Тики снова усмехнулась:

— Ну-у-у, уверяю вас, что это напрасная трата сил. Вы лишь ослабнете и облегчите мне это, да и кто вам сказал, что я просто не найду другой способ одурманить вас, мой господин? — с этими словами она встала из-за стола и не спеша вышла из обеденного зала, пройдя мимо вновь обескураженного уже в который раз хозяина дома, соблазнительно покачивая бедрами.

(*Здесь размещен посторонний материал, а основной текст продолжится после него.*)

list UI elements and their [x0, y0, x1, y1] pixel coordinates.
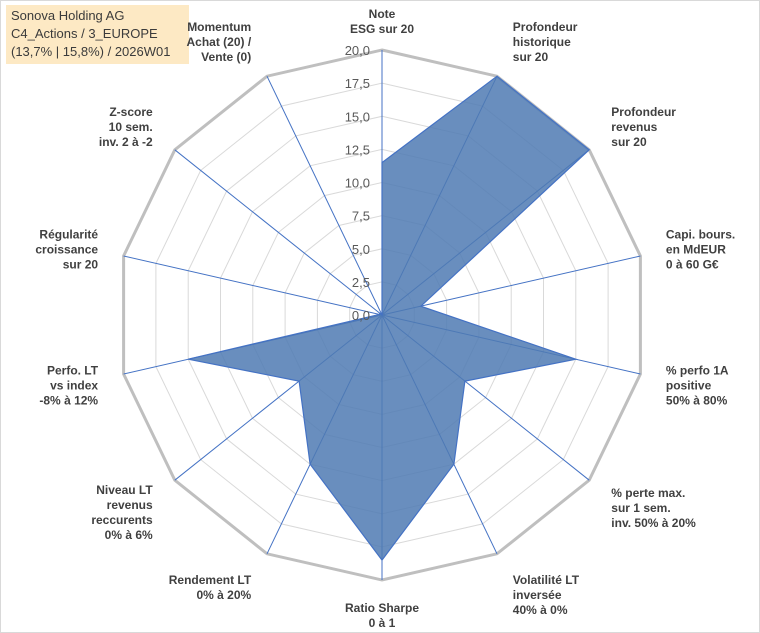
axis-label: % perte max. [611, 486, 685, 500]
company-name: Sonova Holding AG [11, 8, 125, 23]
radar-series [188, 75, 591, 562]
axis-label: 0% à 20% [196, 588, 251, 602]
axis-label: historique [513, 35, 571, 49]
axis-label: positive [666, 379, 712, 393]
axis-label: sur 1 sem. [611, 501, 670, 515]
axis-label: revenus [611, 120, 657, 134]
axis-label: inv. 50% à 20% [611, 516, 696, 530]
axis-label: Niveau LT [96, 483, 153, 497]
axis-label: sur 20 [513, 50, 549, 64]
axis-label: 40% à 0% [513, 603, 568, 617]
axis-label: ESG sur 20 [350, 22, 414, 36]
axis-spoke [266, 75, 383, 316]
axis-label: 10 sem. [109, 120, 153, 134]
axis-label: 0% à 6% [105, 528, 153, 542]
tick-label: 15,0 [345, 109, 370, 124]
axis-label: Vente (0) [201, 50, 251, 64]
axis-label: -8% à 12% [39, 394, 98, 408]
tick-label: 2,5 [352, 275, 370, 290]
axis-label: vs index [50, 379, 98, 393]
tick-label: 0,0 [352, 308, 370, 323]
axis-spoke [381, 255, 641, 316]
axis-label: Note [369, 7, 396, 21]
axis-label: croissance [35, 243, 98, 257]
axis-label: 0 à 1 [369, 616, 396, 630]
axis-label: inversée [513, 588, 562, 602]
axis-label: revenus [107, 498, 153, 512]
axis-label: Volatilité LT [513, 573, 580, 587]
tick-label: 10,0 [345, 176, 370, 191]
tick-label: 5,0 [352, 242, 370, 257]
chart-title-box: Sonova Holding AG C4_Actions / 3_EUROPE … [6, 5, 189, 64]
axis-label-group: % perte max.sur 1 sem.inv. 50% à 20% [611, 486, 696, 530]
tick-label: 7,5 [352, 209, 370, 224]
tick-label: 12,5 [345, 142, 370, 157]
portfolio-path: C4_Actions / 3_EUROPE [11, 26, 158, 41]
axis-spoke [123, 255, 383, 316]
axis-label: Rendement LT [169, 573, 252, 587]
axis-label: Profondeur [611, 105, 676, 119]
axis-label: Momentum [187, 20, 251, 34]
series-area [188, 75, 591, 562]
axis-label: inv. 2 à -2 [99, 135, 153, 149]
axis-label: Perfo. LT [47, 364, 99, 378]
axis-label: Capi. bours. [666, 228, 735, 242]
axis-label: en MdEUR [666, 243, 726, 257]
axis-label: 0 à 60 G€ [666, 258, 719, 272]
axis-label: Profondeur [513, 20, 578, 34]
axis-label: 50% à 80% [666, 394, 728, 408]
performance-week: (13,7% | 15,8%) / 2026W01 [11, 44, 171, 59]
axis-label: Ratio Sharpe [345, 601, 419, 615]
axis-label: Régularité [39, 228, 98, 242]
axis-label: sur 20 [611, 135, 647, 149]
axis-label: reccurents [91, 513, 153, 527]
tick-label: 17,5 [345, 76, 370, 91]
axis-label: % perfo 1A [666, 364, 729, 378]
axis-label: Z-score [109, 105, 153, 119]
axis-label-group: Rendement LT0% à 20% [169, 573, 252, 602]
radar-tick-labels: 0,0 2,5 5,0 7,5 10,0 12,5 15,0 17,5 20,0 [345, 43, 370, 323]
axis-spoke [174, 149, 383, 316]
axis-label: sur 20 [63, 258, 99, 272]
tick-label: 20,0 [345, 43, 370, 58]
axis-label: Achat (20) / [187, 35, 252, 49]
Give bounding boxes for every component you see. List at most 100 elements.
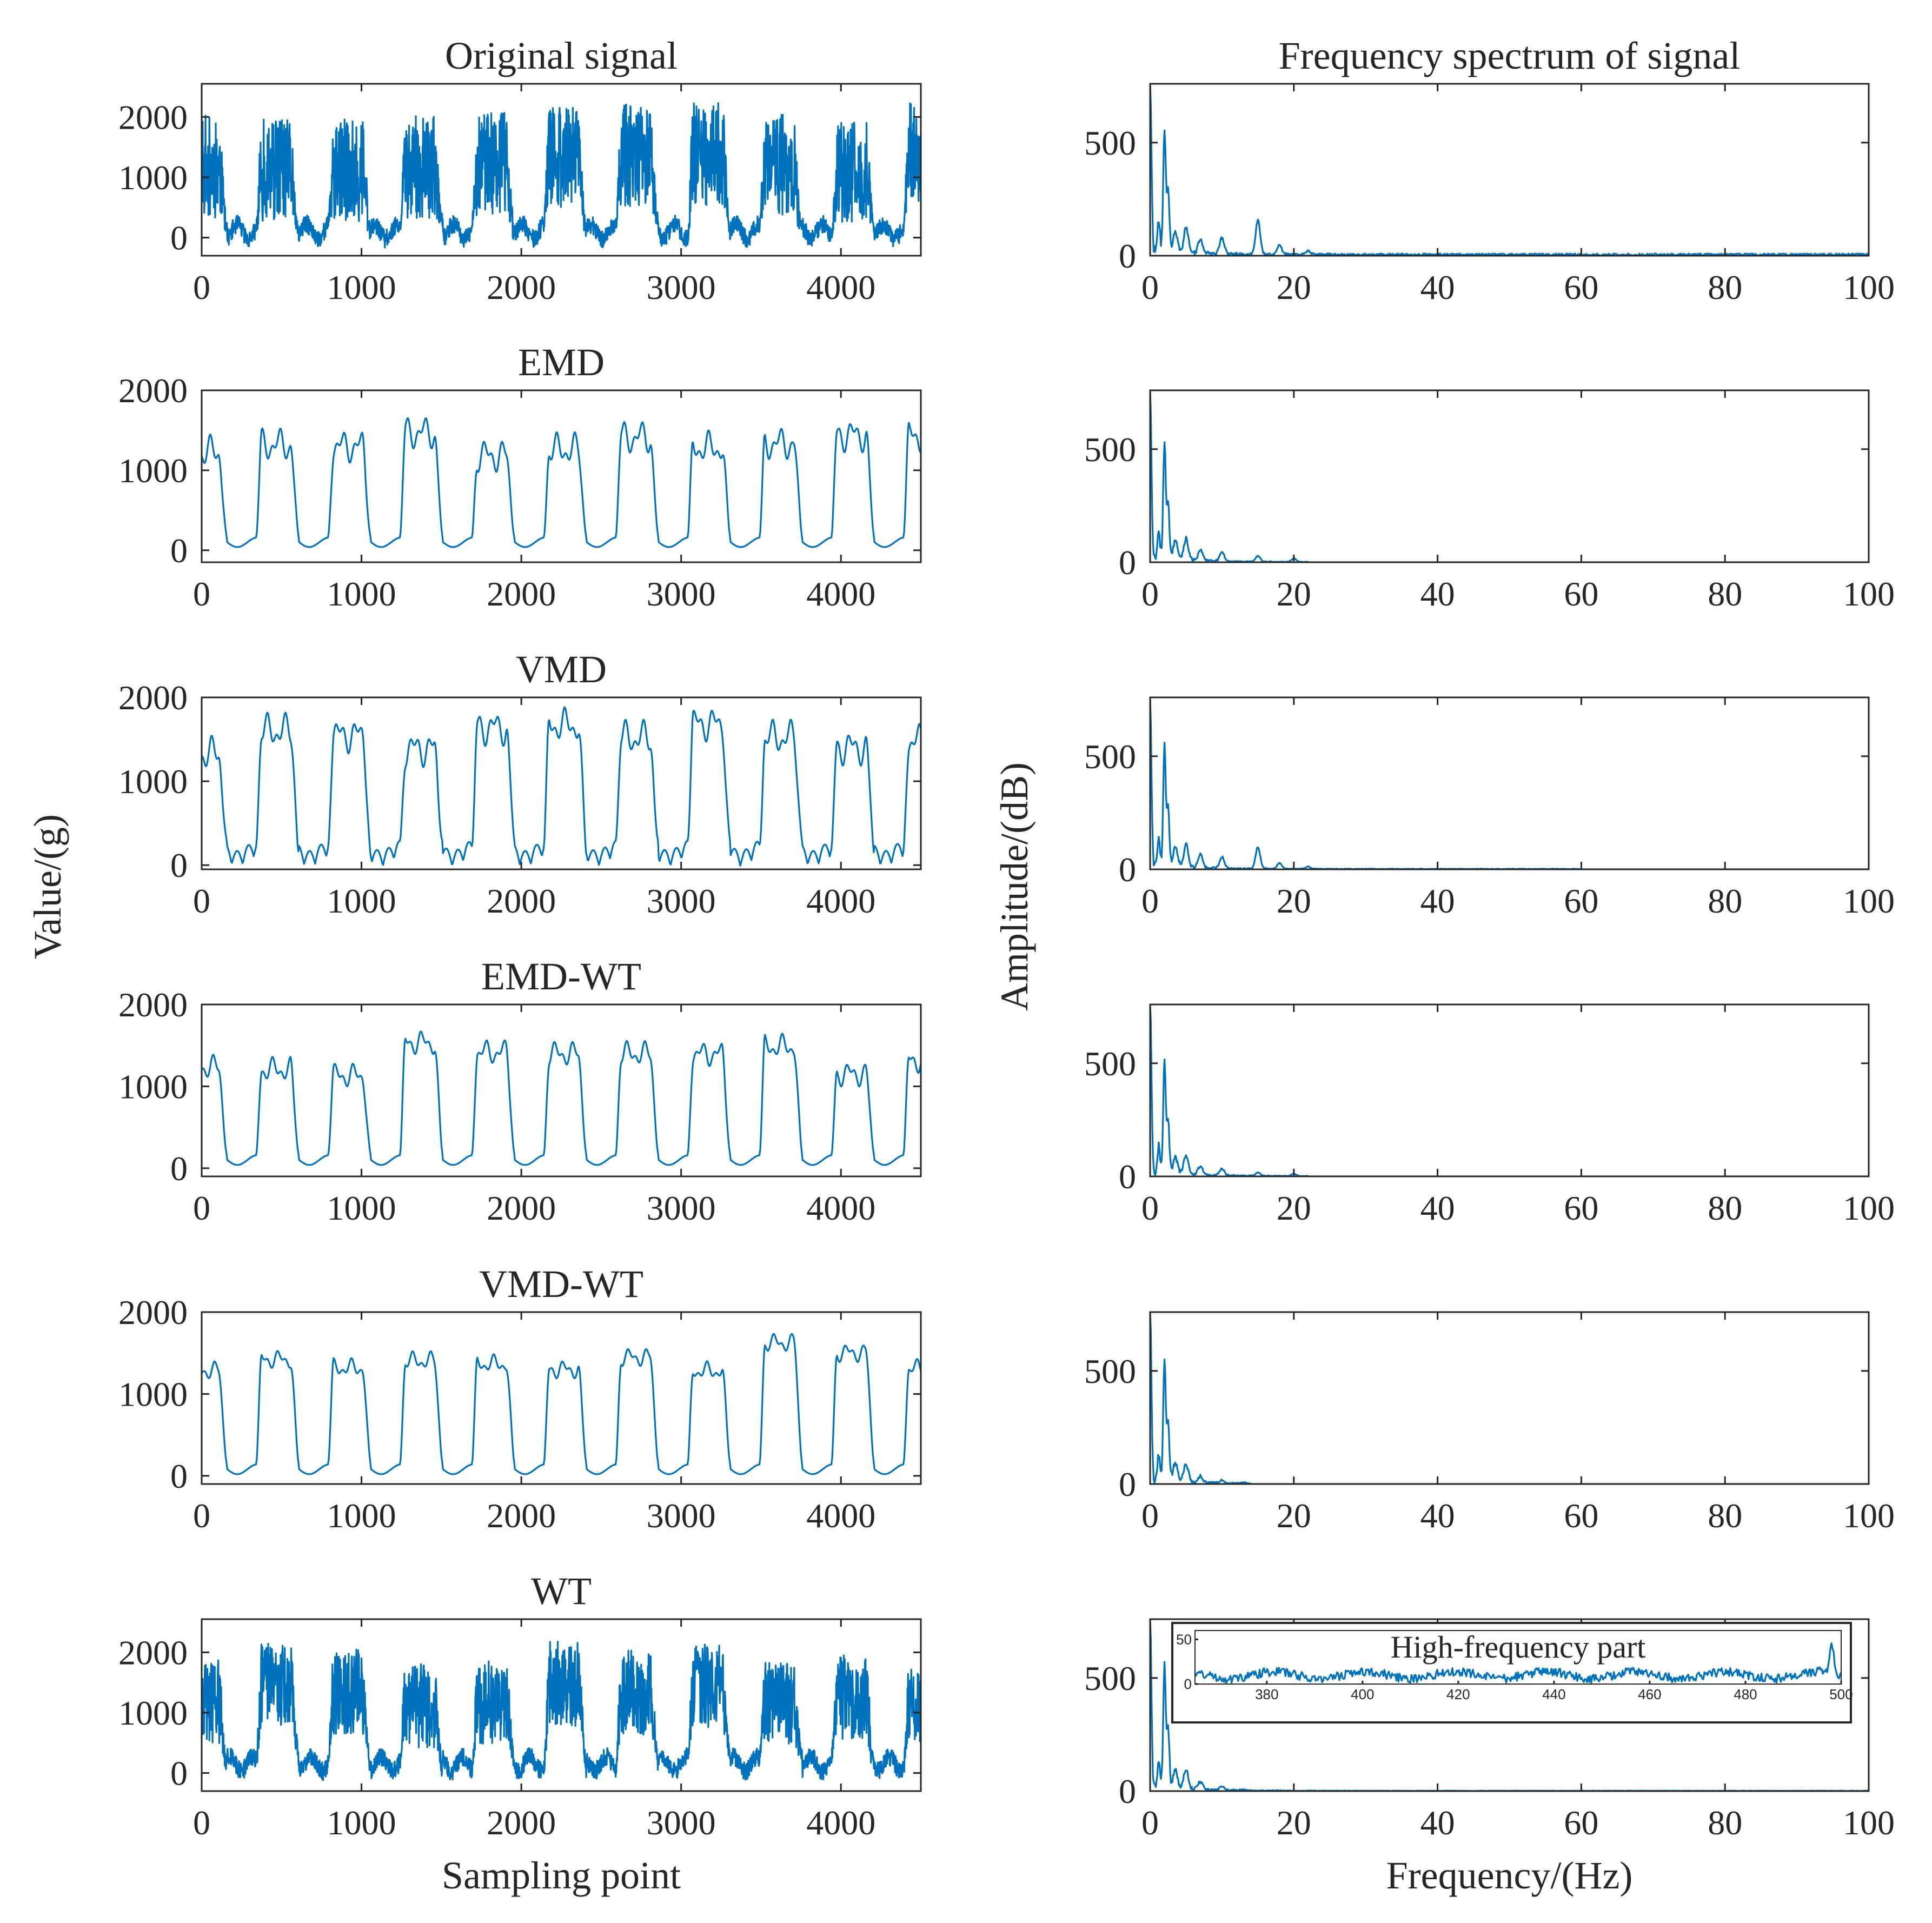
- time-original-xtick-label: 3000: [647, 268, 716, 307]
- time-vmd-xtick-label: 1000: [327, 882, 396, 920]
- spec-original-xtick-label: 100: [1843, 268, 1895, 307]
- spec-emd-wt-xtick-label: 0: [1141, 1189, 1159, 1227]
- spec-vmd-wt-xtick-label: 40: [1420, 1496, 1455, 1535]
- time-emd-wt-series-line: [202, 1030, 921, 1166]
- inset-xtick-label: 440: [1542, 1686, 1565, 1702]
- spec-emd-xtick-label: 60: [1564, 575, 1598, 613]
- spec-emd-frame: [1149, 389, 1870, 563]
- spec-vmd-wt-xtick-label: 80: [1708, 1496, 1742, 1535]
- spec-vmd-wt-xtick-label: 0: [1141, 1496, 1159, 1535]
- spec-vmd-xtick-label: 0: [1141, 882, 1159, 920]
- spec-emd-xtick-label: 20: [1277, 575, 1311, 613]
- time-emd-ytick-label: 0: [170, 531, 188, 570]
- spec-vmd-xtick-label: 60: [1564, 882, 1598, 920]
- spec-emd-axes: 0 20 40 60 80 100 0 500: [1084, 389, 1895, 613]
- time-emd-wt-axes: 0 1000 2000 3000 4000 0 1000 2000 EMD-WT: [118, 955, 922, 1227]
- time-original-title: Original signal: [445, 34, 678, 77]
- spec-wt-xtick-label: 0: [1141, 1804, 1159, 1842]
- inset-xtick-label: 460: [1638, 1686, 1661, 1702]
- time-vmd-wt-xtick-label: 4000: [806, 1496, 875, 1535]
- inset-series-line: [1194, 1642, 1842, 1684]
- inset-ytick-label: 0: [1184, 1676, 1192, 1692]
- spec-original-frame: [1149, 83, 1870, 257]
- inset-xtick-label: 500: [1829, 1686, 1853, 1702]
- spec-wt-ytick-label: 0: [1119, 1772, 1136, 1811]
- time-emd-title: EMD: [518, 341, 605, 384]
- spec-emd-xtick-label: 100: [1843, 575, 1895, 613]
- time-vmd-xtick-label: 0: [193, 882, 210, 920]
- time-emd-frame: [201, 389, 922, 563]
- time-original-ytick-label: 0: [170, 219, 188, 257]
- spec-vmd-xtick-label: 80: [1708, 882, 1742, 920]
- time-original-ytick-label: 2000: [118, 98, 188, 136]
- spec-vmd-xtick-label: 40: [1420, 882, 1455, 920]
- time-emd-wt-ytick-label: 2000: [118, 986, 188, 1024]
- time-emd-wt-xtick-label: 2000: [487, 1189, 556, 1227]
- time-vmd-wt-xtick-label: 2000: [487, 1496, 556, 1535]
- spec-wt-inset: 380 400 420 440 460 480 500 0 50 High-frequency p…: [1171, 1622, 1853, 1724]
- spec-original-xtick-label: 80: [1708, 268, 1742, 307]
- time-emd-ytick-label: 2000: [118, 371, 188, 410]
- spec-emd-wt-xtick-label: 100: [1843, 1189, 1895, 1227]
- time-vmd-wt-ytick-label: 1000: [118, 1375, 188, 1413]
- time-wt-series-line: [202, 1641, 921, 1781]
- time-vmd-title: VMD: [516, 648, 607, 691]
- time-wt-ytick-label: 1000: [118, 1694, 188, 1732]
- time-emd-wt-ytick-label: 1000: [118, 1067, 188, 1106]
- spec-emd-wt-ytick-label: 0: [1119, 1157, 1136, 1196]
- spec-original-ytick-label: 0: [1119, 237, 1136, 275]
- time-wt-title: WT: [531, 1569, 592, 1613]
- spec-vmd-xtick-label: 100: [1843, 882, 1895, 920]
- spec-wt-xtick-label: 20: [1277, 1804, 1311, 1842]
- time-vmd-axes: 0 1000 2000 3000 4000 0 1000 2000 VMD: [118, 648, 922, 920]
- spec-vmd-frame: [1149, 696, 1870, 870]
- spec-original-xtick-label: 20: [1277, 268, 1311, 307]
- spec-emd-wt-xtick-label: 60: [1564, 1189, 1598, 1227]
- time-emd-wt-title: EMD-WT: [481, 955, 641, 998]
- time-wt-xlabel: Sampling point: [442, 1854, 681, 1897]
- spec-vmd-series-line: [1150, 697, 1869, 869]
- spec-original-series-line: [1150, 84, 1869, 256]
- spec-emd-xtick-label: 80: [1708, 575, 1742, 613]
- time-original-series-line: [202, 102, 921, 249]
- time-vmd-wt-axes: 0 1000 2000 3000 4000 0 1000 2000 VMD-WT: [118, 1262, 922, 1535]
- left-ylabel: Value/(g): [26, 814, 69, 959]
- time-emd-axes: 0 1000 2000 3000 4000 0 1000 2000 EMD: [118, 341, 922, 613]
- spec-vmd-wt-series-line: [1150, 1312, 1869, 1484]
- spec-wt-xlabel: Frequency/(Hz): [1386, 1854, 1633, 1897]
- time-vmd-wt-series-line: [202, 1333, 921, 1475]
- time-emd-xtick-label: 3000: [647, 575, 716, 613]
- time-wt-xtick-label: 2000: [487, 1804, 556, 1842]
- time-original-xtick-label: 2000: [487, 268, 556, 307]
- spec-wt-frame: [1149, 1618, 1870, 1792]
- time-emd-wt-ytick-label: 0: [170, 1149, 188, 1188]
- time-wt-axes: 0 1000 2000 3000 4000 0 1000 2000 WT Sampling poi…: [118, 1569, 922, 1897]
- spec-vmd-wt-xtick-label: 100: [1843, 1496, 1895, 1535]
- time-emd-wt-xtick-label: 1000: [327, 1189, 396, 1227]
- inset-xtick-label: 480: [1734, 1686, 1757, 1702]
- time-vmd-wt-frame: [201, 1311, 922, 1485]
- right-ylabel: Amplitude/(dB): [993, 762, 1036, 1011]
- spec-vmd-wt-ytick-label: 0: [1119, 1465, 1136, 1503]
- spec-vmd-wt-ytick-label: 500: [1084, 1352, 1136, 1390]
- time-vmd-wt-xtick-label: 0: [193, 1496, 210, 1535]
- time-emd-xtick-label: 2000: [487, 575, 556, 613]
- time-emd-wt-xtick-label: 4000: [806, 1189, 875, 1227]
- spec-original-xtick-label: 60: [1564, 268, 1598, 307]
- time-vmd-series-line: [202, 706, 921, 867]
- time-wt-xtick-label: 1000: [327, 1804, 396, 1842]
- time-emd-wt-xtick-label: 3000: [647, 1189, 716, 1227]
- spec-wt-xtick-label: 60: [1564, 1804, 1598, 1842]
- time-emd-series-line: [202, 417, 921, 548]
- time-vmd-ytick-label: 0: [170, 846, 188, 884]
- spec-original-xtick-label: 0: [1141, 268, 1159, 307]
- time-wt-ytick-label: 2000: [118, 1633, 188, 1672]
- time-emd-wt-xtick-label: 0: [193, 1189, 210, 1227]
- spec-emd-xtick-label: 40: [1420, 575, 1455, 613]
- inset-xtick-label: 420: [1446, 1686, 1470, 1702]
- spec-emd-wt-xtick-label: 40: [1420, 1189, 1455, 1227]
- spec-emd-ytick-label: 0: [1119, 543, 1136, 582]
- spec-emd-wt-series-line: [1150, 1004, 1869, 1176]
- spec-wt-xtick-label: 80: [1708, 1804, 1742, 1842]
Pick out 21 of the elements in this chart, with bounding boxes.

— Хоть из дома беги, — почти простонал Гарт, спустя пару минут немного придя в себя после всего услышанного.

Еще несколько минут он просидел неподвижно, с подозрением глядя на свою, к тому времени, окончательно остывшую еду. Наконец голод взял над ним вверх, и он не спеша, стараясь понять, не подмешано ли в нее чего-то, стал поглощать ее. Долго в ту ночь он не мог уснуть, вертясь с боку на бок и не находя себе места. Но при этом он не мог точно сказать даже самому себе, что не давало ему уснуть. Тревога, что едва он уснет, как к нему явится Тики, или же наоборот — что она как раз не придет.

Только перед восходом ему удалось заснуть, и на этот раз никто не прерывал его сон. Так прошло еще несколько ночей, и он уже решил, что Тики решила отстать от него. Но едва он пришел к этому выводу, как она снова оказалась на его ложе и вновь повторилось то, что происходило в первый ее ночной визит. Разве только на этот раз это не было для Гарта совершеннейшей неожиданностью и он воспринял все куда спокойнее, что позволило ему вдруг почувствовать какой-то странный, едва уловимый запах, от которого по его телу разливалась приятная нега, не дававшая ему сопротивляться ласкам Тики.

Так продолжалось ночь за ночью и именно тогда, когда он меньше всего ожидал, в его спальне оказывалась ночная мучительница, не ослаблявшая своего натиска, пока он окончательно не оставался без сил, снова и снова засыпая в ее объятиях. Медленно, очень медленно его тело налилось жизненными соками, и его стало обуревать здоровое желание близости. Вместе с этим его скованность стала проходить, мало того, постепенно исчез и странный запах, который появлялся в его спальне вместе с ночным визитом Тики. Похоже, та перестала применять свой дурман, но даже без него он все так же был покорен ей, полностью принимая ее волю.